What, if anything, can we do about this? It's that question that makes A Dangerous Method, for all its well-crafted early 20th century sets and costumes, so thoroughly modern. The tragedy of Cronenberg's Jung is that he can't find passion in his marriage–only outside of it. He comes alive in his intellectual life, and through the thrill of forbidden love, but not, it seems, with his wife. And he feels helpless to change this.
In fairness, since Jung's (and Freud's) time, we've learned that the story is a little more complicated. A wealth of evidence suggests that our own actions have quite a bit to do with our feelings of excitement (see here). We're certainly animals, in part driven by instincts, but we're also intentional, imaginative beings, who carve out an erotic space in which to dwell with our partners. Sometimes, sadly, excitement dies a natural death within that space. But very often we kill passion, with our own lack of imagination and initiative. It's our fear of bringing the erotic into moments of security and stability that often hobbles us romantically. We crave excitement but build necessary (boring) routine. We long for explosive sex with an id-like Sabina, but fear we can't erect (pun intended) a lasting relationship on such an unstable foundation. How might Jung's adoring wife have come alive had he brought his fantasies into the marital bed? How might she have responded if he held her and gazed into her eyes, or shared his deepest longings, or simply listened more closely to hers (all acts known to enhance attraction and desire)? We can't ever eliminate the conflict between the thrill of sexual excitement and restraining forces of safety and familiarity. But in our attempts to live in that tension, we should never forget that our own choices often tip the balance in one direction or another.
Jung, of course, couldn't have understood this yet. Neither could Freud, who would, in fact, have been horrified at the suggestion that sexual excitement flows from anything but internal sources. But that's what makes the film so powerful. It depicts a world–Freud's world–in which people often struggle vainly to control the beast within. One has the feeling that dark forces are moving inexorably through everyone and everything, and all the characters, including Freud, are at their mercy. (Jung even has an ominous dream about blood washing over Europe, hinting at the coming violence of WWI and even, perhaps, the Holocaust, which later claims Spielrein's life.)

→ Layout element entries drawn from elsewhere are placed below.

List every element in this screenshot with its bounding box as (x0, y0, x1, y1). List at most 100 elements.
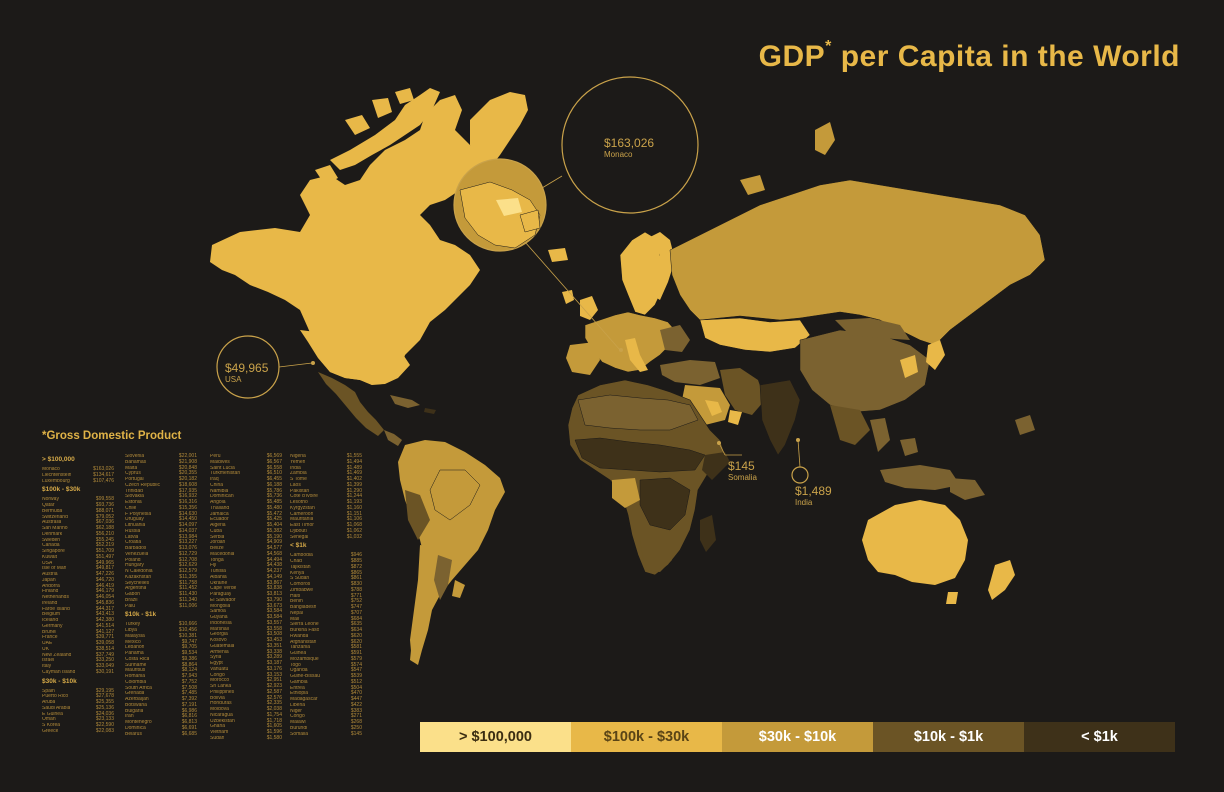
country-row: Brunei $41,127 (42, 629, 114, 636)
country-gdp: $830 (350, 581, 362, 587)
country-gdp: $88,071 (95, 507, 114, 514)
country-name: Syria (210, 655, 222, 661)
country-gdp: $20,182 (178, 476, 197, 482)
country-name: Botswana (125, 702, 147, 708)
country-gdp: $49,817 (95, 565, 114, 572)
country-name: Ecuador (210, 517, 229, 523)
country-row: Iraq $6,455 (210, 476, 282, 483)
country-name: Namibia (210, 488, 229, 494)
country-row: Aruba $25,355 (42, 699, 114, 706)
country-row: Luxembourg $107,476 (42, 478, 114, 485)
country-name: Canada (42, 543, 60, 549)
country-row: Mongolia $3,673 (210, 603, 282, 610)
country-name: Faroe Island (42, 606, 70, 612)
country-row: Mali $684 (290, 615, 362, 623)
country-name: Zimbabwe (290, 587, 314, 593)
country-row: Canada $52,219 (42, 542, 114, 549)
country-row: Mexico $9,747 (125, 638, 197, 646)
country-gdp: $422 (350, 701, 362, 708)
country-gdp: $447 (350, 696, 362, 702)
country-name: Congo (290, 714, 305, 720)
country-name: Norway (42, 497, 59, 503)
country-gdp: $547 (350, 667, 362, 674)
country-gdp: $579 (350, 655, 362, 662)
country-gdp: $504 (350, 684, 362, 691)
country-name: Mozambique (290, 656, 319, 662)
country-name: Lebanon (125, 645, 145, 651)
country-row: Kuwait $51,497 (42, 554, 114, 561)
country-name: Libya (125, 628, 137, 633)
country-name: Peru (210, 454, 221, 459)
country-row: Indonesia $3,557 (210, 620, 282, 627)
country-gdp: $8,864 (181, 661, 197, 668)
country-name: Poland (125, 557, 141, 563)
country-gdp: $470 (350, 690, 362, 697)
country-name: Armenia (210, 649, 229, 655)
country-gdp: $1,489 (346, 464, 362, 471)
country-row: Togo $574 (290, 662, 362, 669)
country-name: Nicaragua (210, 712, 233, 718)
country-name: Nigeria (290, 454, 306, 459)
country-gdp: $620 (350, 638, 362, 645)
country-name: UAE (42, 641, 53, 646)
legend: > $100,000 $100k - $30k $30k - $10k $10k - … (420, 722, 1175, 752)
country-row: Slovenia $22,001 (125, 453, 197, 460)
country-row: Uruguay $14,450 (125, 516, 197, 523)
country-gdp: $14,097 (178, 522, 197, 528)
country-gdp: $1,402 (346, 476, 362, 482)
country-row: Saudi Arabia $25,136 (42, 705, 114, 712)
country-name: El Salvador (210, 597, 236, 603)
country-row: Russia $14,037 (125, 528, 197, 535)
country-name: Thailand (210, 505, 230, 511)
country-row: Austria $47,226 (42, 571, 114, 578)
country-name: Laos (290, 482, 301, 488)
country-gdp: $13,227 (178, 539, 197, 546)
india-callout: $1,489 India (795, 484, 832, 507)
country-gdp: $24,036 (95, 710, 114, 717)
country-gdp: $3,351 (266, 642, 282, 649)
legend-item: $30k - $10k (722, 722, 873, 752)
country-name: Palu (125, 603, 136, 609)
country-gdp: $9,747 (181, 638, 197, 645)
country-gdp: $3,176 (266, 665, 282, 672)
tier-header: $100k - $30k (42, 486, 81, 494)
country-name: Philippines (210, 689, 235, 695)
country-name: Croatia (125, 540, 142, 546)
country-gdp: $1,718 (266, 717, 282, 724)
country-name: Iceland (42, 618, 59, 623)
country-gdp: $6,691 (181, 724, 197, 731)
country-gdp: $6,510 (266, 470, 282, 477)
country-name: Sri Lanka (210, 684, 232, 689)
country-row: Angola $5,485 (210, 499, 282, 506)
country-name: UK (42, 646, 49, 652)
monaco-zoom (453, 76, 699, 352)
country-row: Chad $885 (290, 558, 362, 565)
country-name: Montenegro (125, 720, 152, 725)
country-name: Bangladesh (290, 605, 317, 610)
country-row: Serbia $5,190 (210, 534, 282, 541)
country-gdp: $7,943 (181, 673, 197, 679)
country-row: Haiti $771 (290, 593, 362, 600)
country-name: Cyprus (125, 471, 141, 477)
country-gdp: $3,289 (266, 654, 282, 661)
country-row: Gambia $512 (290, 679, 362, 686)
country-name: Estonia (125, 500, 142, 505)
country-row: Macedonia $4,568 (210, 551, 282, 558)
country-name: Venezuela (125, 551, 149, 557)
country-gdp: $5,472 (266, 510, 282, 517)
country-row: Congo $271 (290, 713, 362, 720)
country-name: Marshall (210, 626, 229, 632)
country-name: Mongolia (210, 603, 231, 609)
country-gdp: $15,356 (178, 504, 197, 511)
country-name: Puerto Rico (42, 694, 69, 700)
country-name: Bermuda (42, 508, 63, 514)
country-gdp: $684 (350, 615, 362, 622)
country-name: Georgia (210, 632, 228, 638)
country-name: USA (42, 560, 53, 566)
country-row: Moldova $2,038 (210, 706, 282, 713)
country-row: Niger $383 (290, 708, 362, 715)
country-row: Uganda $547 (290, 667, 362, 674)
country-row: Cameroon $1,151 (290, 511, 362, 518)
country-gdp: $5,382 (266, 527, 282, 534)
country-name: Tonga (210, 557, 224, 563)
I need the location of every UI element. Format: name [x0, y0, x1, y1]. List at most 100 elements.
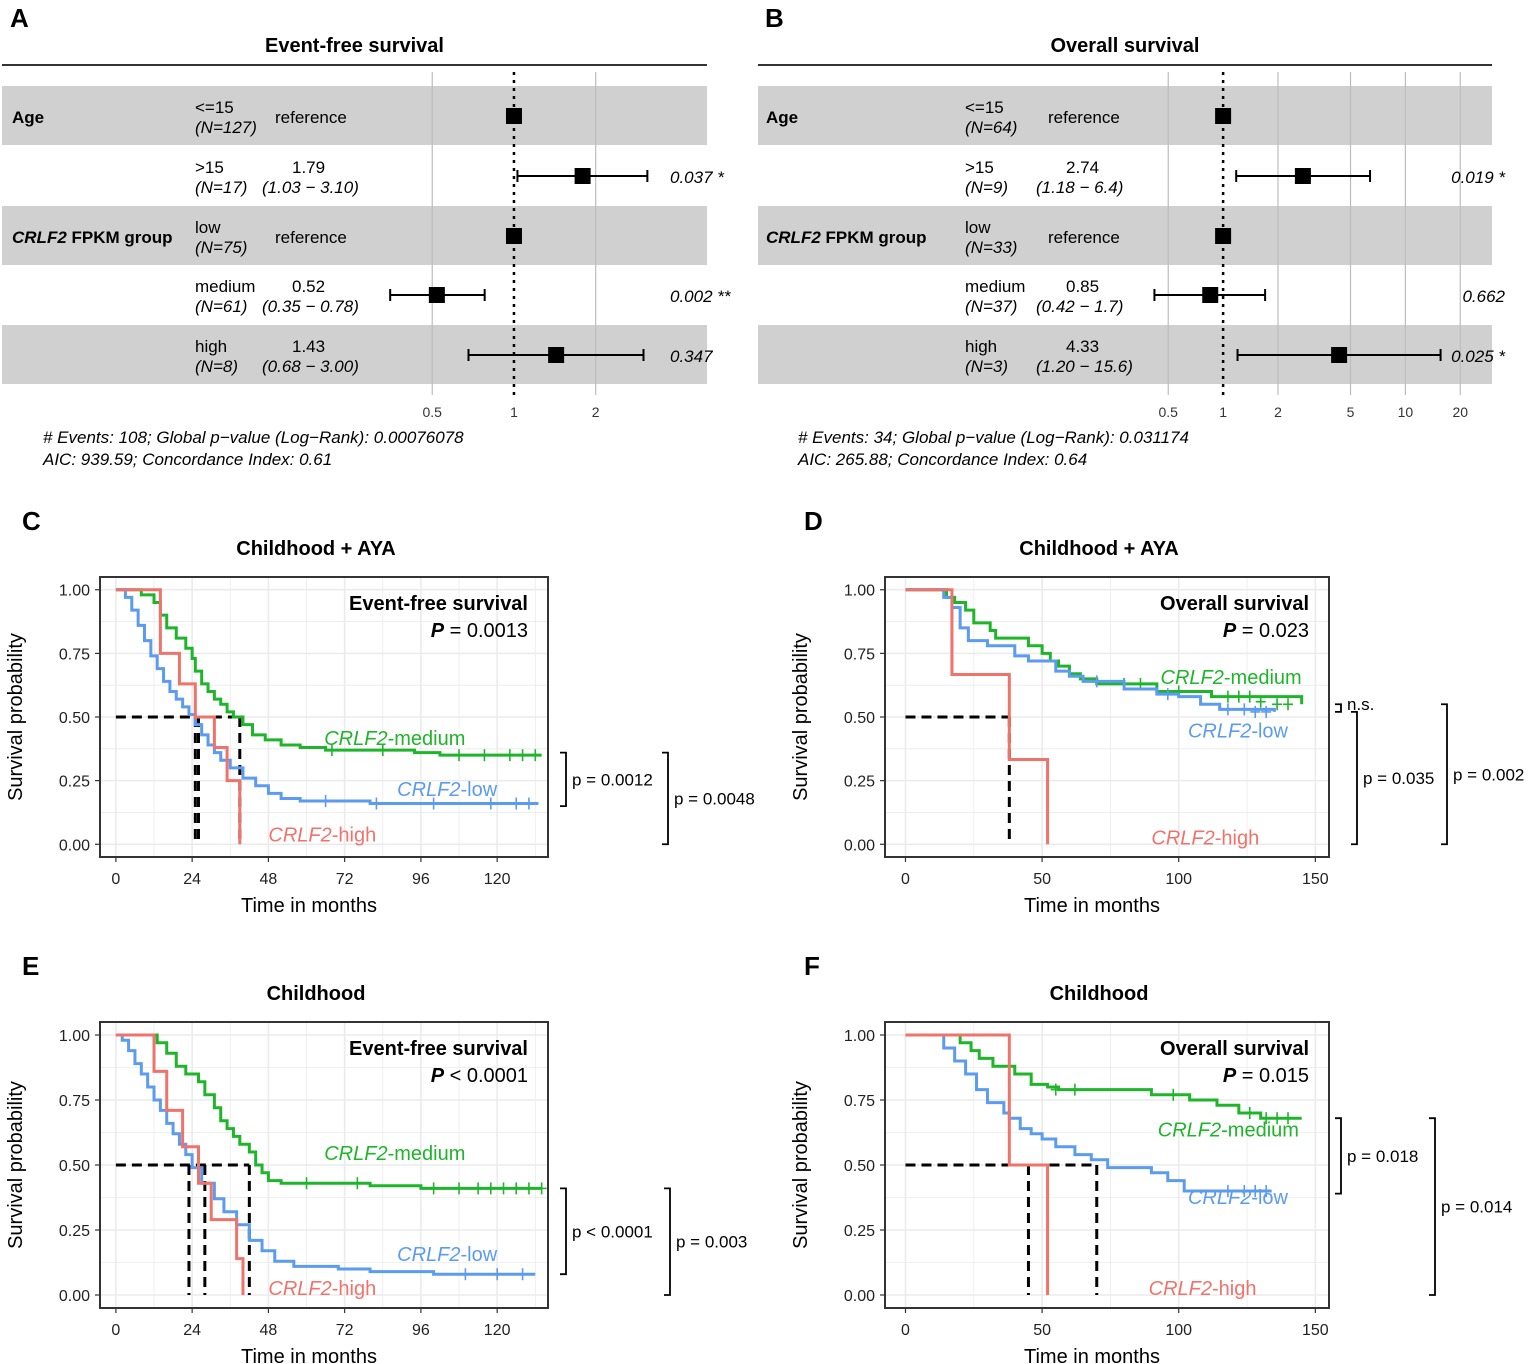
- series-label-high: CRLF2-high: [1151, 827, 1259, 849]
- row-ci: (0.68 − 3.00): [262, 357, 359, 376]
- series-label-gene: CRLF2: [1149, 1278, 1212, 1300]
- km-plot-d: D Childhood + AYA 0.00 0.25 0.50 0.75 1.00 0 50 1…: [790, 506, 1524, 917]
- row-ci: (1.03 − 3.10): [262, 178, 359, 197]
- row-level: <=15: [965, 98, 1004, 117]
- plot-border: [884, 1021, 1330, 1309]
- comparison-pvalue: p = 0.035: [1363, 769, 1434, 788]
- series-label-suffix: -medium: [388, 1143, 466, 1165]
- row-variable-rest: FPKM group: [821, 228, 927, 247]
- series-label-medium: CRLF2-medium: [324, 728, 465, 750]
- series-label-low: CRLF2-low: [1188, 720, 1289, 742]
- hr-marker: [505, 108, 522, 124]
- panel-label: E: [22, 951, 39, 981]
- survival-curve-medium: [905, 588, 1304, 705]
- x-tick-label: 96: [412, 1322, 430, 1339]
- x-tick-label: 0: [901, 871, 910, 888]
- x-tick-label: 150: [1302, 1322, 1329, 1339]
- row-n: (N=64): [965, 118, 1017, 137]
- y-tick-label: 0.00: [59, 837, 90, 854]
- y-tick-label: 0.00: [844, 837, 875, 854]
- pvalue-text: = 0.015: [1236, 1065, 1309, 1087]
- y-tick-label: 0.25: [844, 1223, 875, 1240]
- series-label-suffix: -low: [460, 779, 497, 801]
- x-tick-label: 100: [1165, 871, 1192, 888]
- y-tick-label: 1.00: [844, 1028, 875, 1045]
- series-label-suffix: -low: [460, 1244, 497, 1266]
- inset-pvalue: P = 0.023: [1223, 620, 1309, 642]
- row-hr: 0.85: [1066, 277, 1099, 296]
- comparison-bracket: [1441, 703, 1448, 846]
- hr-marker: [1202, 287, 1219, 303]
- x-tick-label: 96: [412, 871, 430, 888]
- forest-plot-event-free: A Event-free survival 0.5 1 2 Age <=15(N=127) r…: [2, 3, 732, 469]
- hr-marker: [428, 287, 445, 303]
- km-plot-c: C Childhood + AYA 0.00 0.25 0.50 0.75 1.00 0 24 4…: [5, 506, 755, 917]
- row-ci: (1.18 − 6.4): [1036, 178, 1123, 197]
- row-level: low: [965, 218, 991, 237]
- comparison-bracket: [1351, 711, 1358, 846]
- comparison-pvalue: p = 0.003: [676, 1233, 747, 1252]
- pvalue-symbol: P: [431, 1065, 445, 1087]
- series-label-high: CRLF2-high: [1149, 1278, 1257, 1300]
- x-tick-label: 48: [259, 871, 277, 888]
- row-ci: (0.42 − 1.7): [1036, 297, 1123, 316]
- x-tick-label: 72: [336, 871, 354, 888]
- series-label-suffix: -low: [1251, 1187, 1288, 1209]
- series-label-gene: CRLF2: [324, 728, 387, 750]
- comparison-bracket: [662, 751, 669, 846]
- x-tick-label: 0: [111, 871, 120, 888]
- survival-curve-high: [905, 588, 1050, 845]
- panel-label: A: [10, 3, 29, 33]
- series-label-medium: CRLF2-medium: [1158, 1119, 1299, 1141]
- x-tick-label: 72: [336, 1322, 354, 1339]
- x-tick-label: 50: [1033, 871, 1051, 888]
- row-band: [2, 86, 707, 145]
- hr-marker: [548, 347, 565, 363]
- row-band: [2, 206, 707, 265]
- hr-marker: [1294, 168, 1311, 184]
- series-label-gene: CRLF2: [397, 1244, 460, 1266]
- series-label-suffix: -medium: [1224, 667, 1302, 689]
- row-n: (N=75): [195, 238, 247, 257]
- series-label-suffix: -high: [1215, 827, 1259, 849]
- row-n: (N=8): [195, 357, 238, 376]
- y-axis-label: Survival probability: [790, 1081, 812, 1249]
- axis-tick: 0.5: [1158, 404, 1178, 420]
- forest-footer: # Events: 34; Global p−value (Log−Rank):…: [798, 428, 1189, 447]
- row-band: [758, 86, 1492, 145]
- y-tick-label: 0.00: [844, 1288, 875, 1305]
- y-tick-label: 1.00: [59, 1028, 90, 1045]
- x-tick-label: 48: [259, 1322, 277, 1339]
- x-tick-label: 50: [1033, 1322, 1051, 1339]
- plot-border: [99, 1021, 549, 1309]
- row-pvalue: 0.662: [1462, 287, 1505, 306]
- row-hr: 1.43: [292, 337, 325, 356]
- row-ci: (0.35 − 0.78): [262, 297, 359, 316]
- x-tick-label: 120: [484, 1322, 511, 1339]
- series-label-gene: CRLF2: [397, 779, 460, 801]
- row-hr: 2.74: [1066, 158, 1099, 177]
- row-n: (N=37): [965, 297, 1017, 316]
- forest-footer: # Events: 108; Global p−value (Log−Rank)…: [43, 428, 464, 447]
- x-axis-label: Time in months: [1024, 1346, 1160, 1364]
- panel-label: F: [804, 951, 820, 981]
- inset-title: Event-free survival: [349, 593, 528, 615]
- survival-curve-high: [115, 1033, 245, 1295]
- forest-footer: AIC: 265.88; Concordance Index: 0.64: [797, 450, 1087, 469]
- row-level: >15: [965, 158, 994, 177]
- row-pvalue: 0.025 *: [1451, 347, 1506, 366]
- inset-pvalue: P < 0.0001: [431, 1065, 528, 1087]
- km-plot-f: F Childhood 0.00 0.25 0.50 0.75 1.00 0 50 100 150 T…: [790, 951, 1512, 1364]
- y-tick-label: 0.75: [844, 646, 875, 663]
- row-variable-gene: CRLF2: [766, 228, 821, 247]
- row-pvalue: 0.037 *: [670, 168, 725, 187]
- series-label-gene: CRLF2: [1151, 827, 1214, 849]
- y-tick-label: 0.25: [59, 774, 90, 791]
- y-tick-label: 0.75: [59, 646, 90, 663]
- x-tick-label: 0: [901, 1322, 910, 1339]
- hr-marker: [1215, 228, 1232, 244]
- panel-label: B: [765, 3, 784, 33]
- pvalue-symbol: P: [1223, 1065, 1237, 1087]
- series-label-low: CRLF2-low: [1188, 1187, 1289, 1209]
- row-level: medium: [195, 277, 255, 296]
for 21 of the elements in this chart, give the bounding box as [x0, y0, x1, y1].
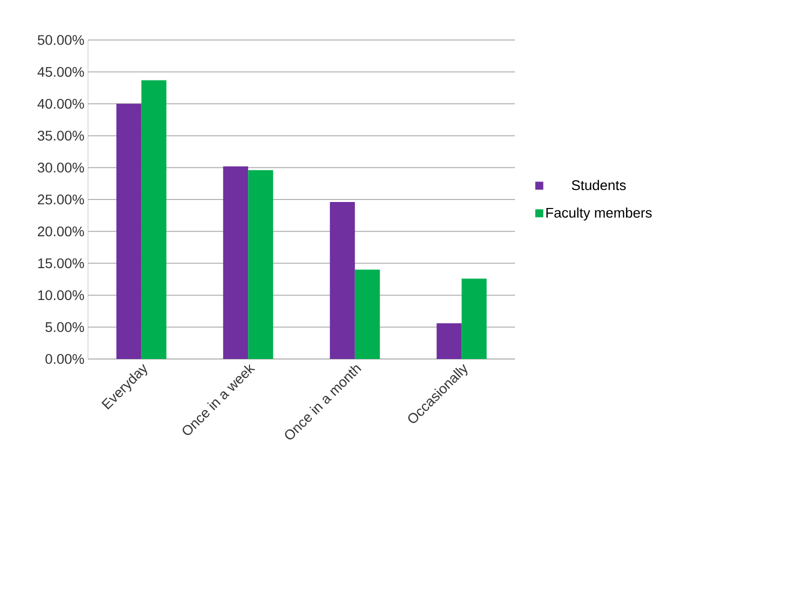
- y-tick-label: 45.00%: [37, 66, 84, 77]
- bar: [436, 323, 462, 359]
- bar: [354, 270, 380, 359]
- y-tick-label: 20.00%: [38, 226, 84, 236]
- legend-label: Faculty members: [546, 207, 652, 220]
- y-tick-label: 10.00%: [38, 290, 84, 300]
- y-tick-label: 35.00%: [38, 130, 84, 141]
- y-tick-label: 15.00%: [38, 258, 84, 268]
- bar: [330, 202, 355, 359]
- bar: [248, 170, 274, 359]
- y-tick-label: 25.00%: [38, 194, 84, 204]
- y-tick-label: 0.00%: [45, 354, 84, 364]
- bar: [223, 166, 248, 359]
- y-tick-label: 40.00%: [37, 98, 84, 109]
- bar: [116, 104, 142, 359]
- bar: [141, 80, 166, 359]
- y-tick-label: 30.00%: [38, 162, 84, 173]
- y-tick-label: 5.00%: [46, 322, 84, 332]
- y-tick-label: 50.00%: [38, 35, 84, 45]
- legend-label: Students: [572, 180, 626, 190]
- bar: [462, 278, 487, 359]
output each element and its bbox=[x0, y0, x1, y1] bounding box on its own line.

Cronenberg asks, but doesn't answer, questions about how possible it is to reconcile these vital forces of sex and aggression with the calming influences of stability and security. But he asks the questions brilliantly. The relationships between Sabina, Jung, and Freud establish a powerful resonance with themes at the very heart of not just psychoanalytic theory but modern life. A Dangerous Method is, among other things, a story about the eternal and sometimes calamitous clash between passion and fealty, impulse and restraint, sex and stability. These are the conflicts Freud and Jung lived with, palpably, each and every day of their lives. And certainly, even now as we battle over questions of how much sexual freedom is healthy–should polyamory be a way of life, or friends have "benefits?"–they're conflicts we're still living with today. It's hard to imagine a more fitting tribute to the architects of a theory that completely transformed how we think about the human mind.